François Teyssandier, La lenteur des rêves

Les poèmes de François Teyssandier « encrent » les mots en une terre où les rêves se dessinent, sa poésie prend sa source «  aux premières images de ce monde » ; un monde traversé de lumière, le mot lumière est présent dans  24 poèmes sur les 39 qui constituent ce recueil. Et, quand la lumière n’est pas nommée, très souvent son contraire l’est, car il n’y a pas d’ombre  sans lumière…

Ce recueil est une quête de la lumière que le poète « porte à bout de bras/ comme un soleil ouvert »

Le poète est un marcheur sur des «  chemins perdus » il traverse la lumière « comme un nageur fend la mer », il est aussi « comme un danseur dont les gestes / Auraient la lenteur des rêves » le dernier vers du poème p. 6 donne le titre au recueil.

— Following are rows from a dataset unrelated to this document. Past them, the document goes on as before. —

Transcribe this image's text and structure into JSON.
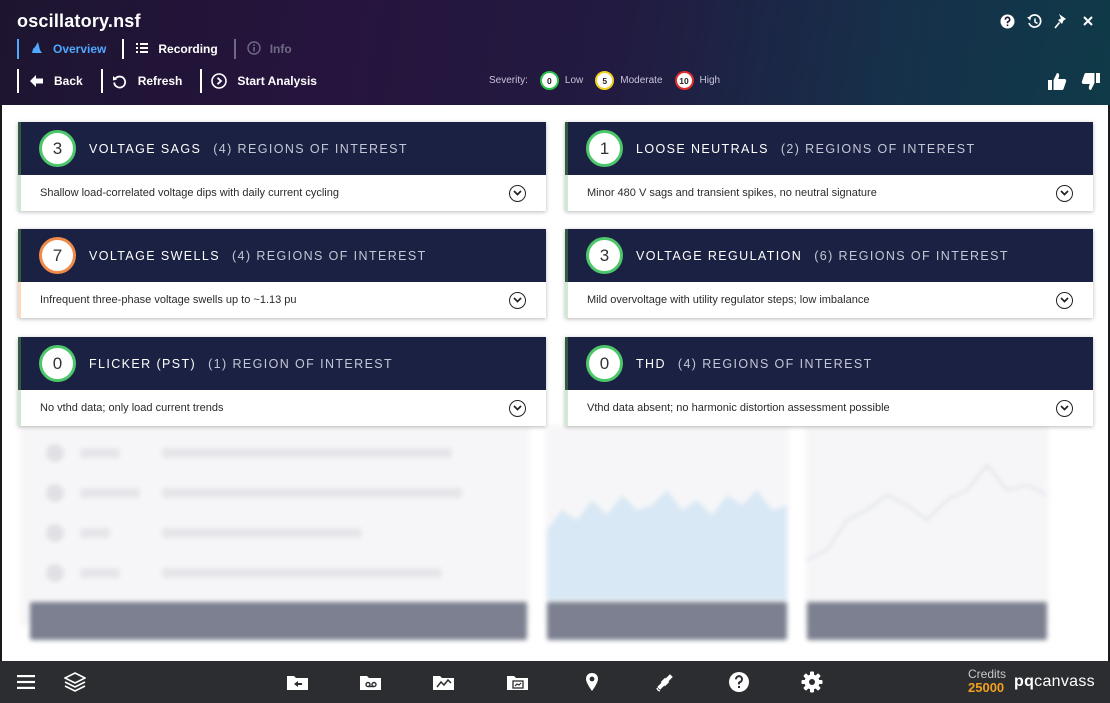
{
  "app": {
    "title": "oscillatory.nsf"
  },
  "tabs": [
    {
      "label": "Overview",
      "icon": "wizard-hat-icon"
    },
    {
      "label": "Recording",
      "icon": "list-icon"
    },
    {
      "label": "Info",
      "icon": "info-icon"
    }
  ],
  "toolbar": {
    "back": "Back",
    "refresh": "Refresh",
    "start_analysis": "Start Analysis"
  },
  "severity": {
    "label": "Severity:",
    "low_value": "0",
    "low_label": "Low",
    "moderate_value": "5",
    "moderate_label": "Moderate",
    "high_value": "10",
    "high_label": "High",
    "colors": {
      "low": "#2ec04a",
      "moderate": "#f1cf1f",
      "high": "#e02c2c"
    }
  },
  "cards": [
    {
      "score": "3",
      "title": "VOLTAGE SAGS",
      "subtitle": "(4) REGIONS OF INTEREST",
      "description": "Shallow load-correlated voltage dips with daily current cycling"
    },
    {
      "score": "1",
      "title": "LOOSE NEUTRALS",
      "subtitle": "(2) REGIONS OF INTEREST",
      "description": "Minor 480 V sags and transient spikes, no neutral signature"
    },
    {
      "score": "7",
      "title": "VOLTAGE SWELLS",
      "subtitle": "(4) REGIONS OF INTEREST",
      "description": "Infrequent three-phase voltage swells up to ~1.13 pu"
    },
    {
      "score": "3",
      "title": "VOLTAGE REGULATION",
      "subtitle": "(6) REGIONS OF INTEREST",
      "description": "Mild overvoltage with utility regulator steps; low imbalance"
    },
    {
      "score": "0",
      "title": "FLICKER (PST)",
      "subtitle": "(1) REGION OF INTEREST",
      "description": "No vthd data; only load current trends"
    },
    {
      "score": "0",
      "title": "THD",
      "subtitle": "(4) REGIONS OF INTEREST",
      "description": "Vthd data absent; no harmonic distortion assessment possible"
    }
  ],
  "footer": {
    "credits_label": "Credits",
    "credits_value": "25000",
    "brand_bold": "pq",
    "brand_rest": "canvass"
  },
  "theme": {
    "header_dark": "#1d1530",
    "card_header": "#1b2142",
    "accent_blue": "#4fa8ff",
    "credits_orange": "#f0a020"
  }
}
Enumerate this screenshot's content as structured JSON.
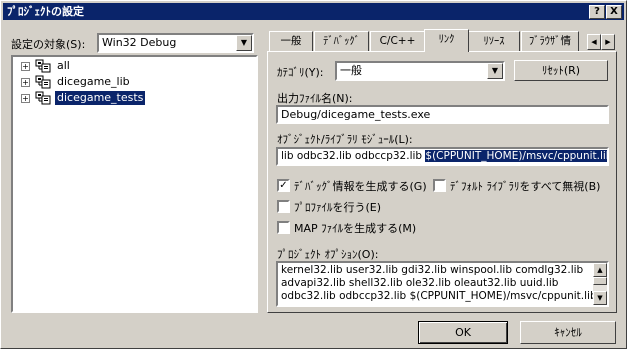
{
  "window": {
    "title": "ﾌﾟﾛｼﾞｪｸﾄの設定",
    "help_btn": "?",
    "close_btn": "X"
  },
  "left": {
    "settings_label": "設定の対象(S):",
    "config_value": "Win32 Debug",
    "tree": [
      {
        "label": "all",
        "selected": false
      },
      {
        "label": "dicegame_lib",
        "selected": false
      },
      {
        "label": "dicegame_tests",
        "selected": true
      }
    ]
  },
  "tabs": [
    {
      "label": "一般",
      "active": false
    },
    {
      "label": "ﾃﾞﾊﾞｯｸﾞ",
      "active": false
    },
    {
      "label": "C/C++",
      "active": false
    },
    {
      "label": "ﾘﾝｸ",
      "active": true
    },
    {
      "label": "ﾘｿｰｽ",
      "active": false
    },
    {
      "label": "ﾌﾞﾗｳｻﾞ情",
      "active": false
    }
  ],
  "link": {
    "category_label": "ｶﾃｺﾞﾘ(Y):",
    "category_value": "一般",
    "reset_label": "ﾘｾｯﾄ(R)",
    "output_label": "出力ﾌｧｲﾙ名(N):",
    "output_value": "Debug/dicegame_tests.exe",
    "modules_label": "ｵﾌﾞｼﾞｪｸﾄ/ﾗｲﾌﾞﾗﾘ ﾓｼﾞｭｰﾙ(L):",
    "modules_plain": "lib odbc32.lib odbccp32.lib ",
    "modules_selected": "$(CPPUNIT_HOME)/msvc/cppunit.lib",
    "cb_debug_label": "ﾃﾞﾊﾞｯｸﾞ情報を生成する(G)",
    "cb_default_libs_label": "ﾃﾞﾌｫﾙﾄ ﾗｲﾌﾞﾗﾘをすべて無視(B)",
    "cb_profile_label": "ﾌﾟﾛﾌｧｲﾙを行う(E)",
    "cb_map_label": "MAP ﾌｧｲﾙを生成する(M)",
    "cb_debug_checked": true,
    "cb_default_libs_checked": false,
    "cb_profile_checked": false,
    "cb_map_checked": false,
    "project_options_label": "ﾌﾟﾛｼﾞｪｸﾄ ｵﾌﾟｼｮﾝ(O):",
    "project_options_lines": [
      "kernel32.lib user32.lib gdi32.lib winspool.lib comdlg32.lib",
      "advapi32.lib shell32.lib ole32.lib oleaut32.lib uuid.lib",
      "odbc32.lib odbccp32.lib $(CPPUNIT_HOME)/msvc/cppunit.lib"
    ]
  },
  "buttons": {
    "ok": "OK",
    "cancel": "ｷｬﾝｾﾙ"
  },
  "icons": {
    "tree_expand": "plus-box-icon",
    "tree_project": "project-icon",
    "tab_scroll_left": "arrow-left-icon",
    "tab_scroll_right": "arrow-right-icon",
    "dropdown": "chevron-down-icon"
  }
}
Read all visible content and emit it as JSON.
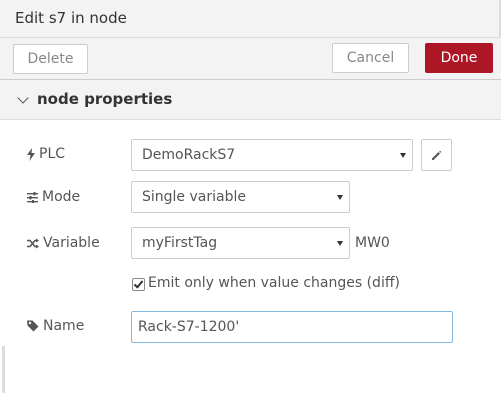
{
  "header": {
    "title": "Edit s7 in node"
  },
  "toolbar": {
    "delete_label": "Delete",
    "cancel_label": "Cancel",
    "done_label": "Done",
    "done_color": "#ad1625"
  },
  "section": {
    "title": "node properties",
    "expanded": true
  },
  "form": {
    "plc": {
      "label": "PLC",
      "icon": "bolt-icon",
      "value": "DemoRackS7"
    },
    "mode": {
      "label": "Mode",
      "icon": "sliders-icon",
      "value": "Single variable"
    },
    "variable": {
      "label": "Variable",
      "icon": "shuffle-icon",
      "value": "myFirstTag",
      "suffix": "MW0"
    },
    "diff": {
      "label": "Emit only when value changes (diff)",
      "checked": true
    },
    "name": {
      "label": "Name",
      "icon": "tag-icon",
      "value": "Rack-S7-1200'"
    }
  }
}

Des poèmes de méditation où l’homme se confond avec les éléments. François Teyssandier emmène le lecteur en une promenade méditative, un retour à l’enfance et à ses rêves qui nourrissent ceux d’aujourd’hui. Le paysage se dessine à livre ouvert  sur les pages blanches ; plus que le paysage regardé c’est le paysage rêvé que nous donne à voir le poète comme le ferait un peintre : «  le poème est comme un jaillissement / de mots d’images et de couleurs sonores ».

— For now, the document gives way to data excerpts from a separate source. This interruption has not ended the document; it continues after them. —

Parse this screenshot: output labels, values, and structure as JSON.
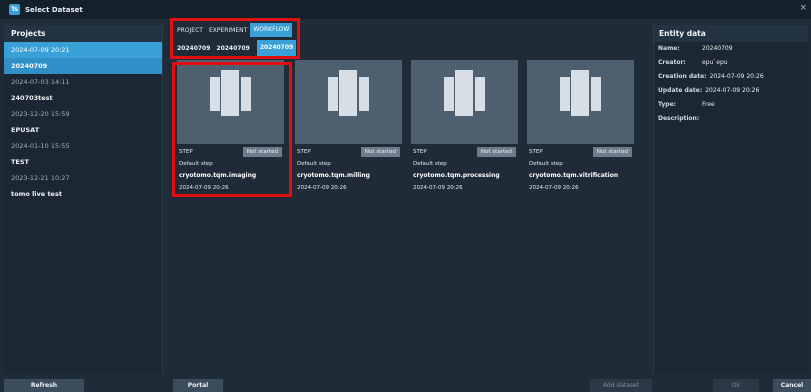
{
  "window": {
    "title": "Select Dataset",
    "app_badge": "Ts",
    "close": "×"
  },
  "projects": {
    "header": "Projects",
    "items": [
      {
        "label": "2024-07-09 20:21",
        "kind": "sel"
      },
      {
        "label": "20240709",
        "kind": "sel2"
      },
      {
        "label": "2024-07-03 14:11",
        "kind": "date"
      },
      {
        "label": "240703test",
        "kind": "bold"
      },
      {
        "label": "2023-12-20 15:59",
        "kind": "date"
      },
      {
        "label": "EPUSAT",
        "kind": "bold"
      },
      {
        "label": "2024-01-10 15:55",
        "kind": "date"
      },
      {
        "label": "TEST",
        "kind": "bold"
      },
      {
        "label": "2023-12-21 10:27",
        "kind": "date"
      },
      {
        "label": "tomo live test",
        "kind": "bold"
      }
    ]
  },
  "breadcrumb": {
    "project_label": "PROJECT",
    "experiment_label": "EXPERIMENT",
    "workflow_label": "WORKFLOW",
    "project_value": "20240709",
    "experiment_value": "20240709",
    "workflow_value": "20240709"
  },
  "cards": [
    {
      "step": "STEP",
      "status": "Not started",
      "desc": "Default step",
      "name": "cryotomo.tqm.imaging",
      "date": "2024-07-09 20:26"
    },
    {
      "step": "STEP",
      "status": "Not started",
      "desc": "Default step",
      "name": "cryotomo.tqm.milling",
      "date": "2024-07-09 20:26"
    },
    {
      "step": "STEP",
      "status": "Not started",
      "desc": "Default step",
      "name": "cryotomo.tqm.processing",
      "date": "2024-07-09 20:26"
    },
    {
      "step": "STEP",
      "status": "Not started",
      "desc": "Default step",
      "name": "cryotomo.tqm.vitrification",
      "date": "2024-07-09 20:26"
    }
  ],
  "entity": {
    "header": "Entity data",
    "name_key": "Name:",
    "name_val": "20240709",
    "creator_key": "Creator:",
    "creator_val": "epu`epu",
    "created_key": "Creation date:",
    "created_val": "2024-07-09 20:26",
    "updated_key": "Update date:",
    "updated_val": "2024-07-09 20:26",
    "type_key": "Type:",
    "type_val": "Free",
    "desc_key": "Description:"
  },
  "buttons": {
    "refresh": "Refresh",
    "portal": "Portal",
    "add_dataset": "Add dataset",
    "ok": "Ok",
    "cancel": "Cancel"
  }
}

L’auteur aspire à une libération et cependant l’écriture elle-même pourrait l’enfermer, tout comme la lumière peut mettre en évidence les ténèbres. Les mots donc pour traduire «  ce désir d’éternité », les mots pour «  ne plus être prisonnier ». En ces poèmes, le souffle et le vent comme métaphores de l’esprit qui habite et les mots et les paysages, et qui habite toute vie : « si légère que le vent/ Pourrait l’emporter/ Dès le premier signe d’orage. ».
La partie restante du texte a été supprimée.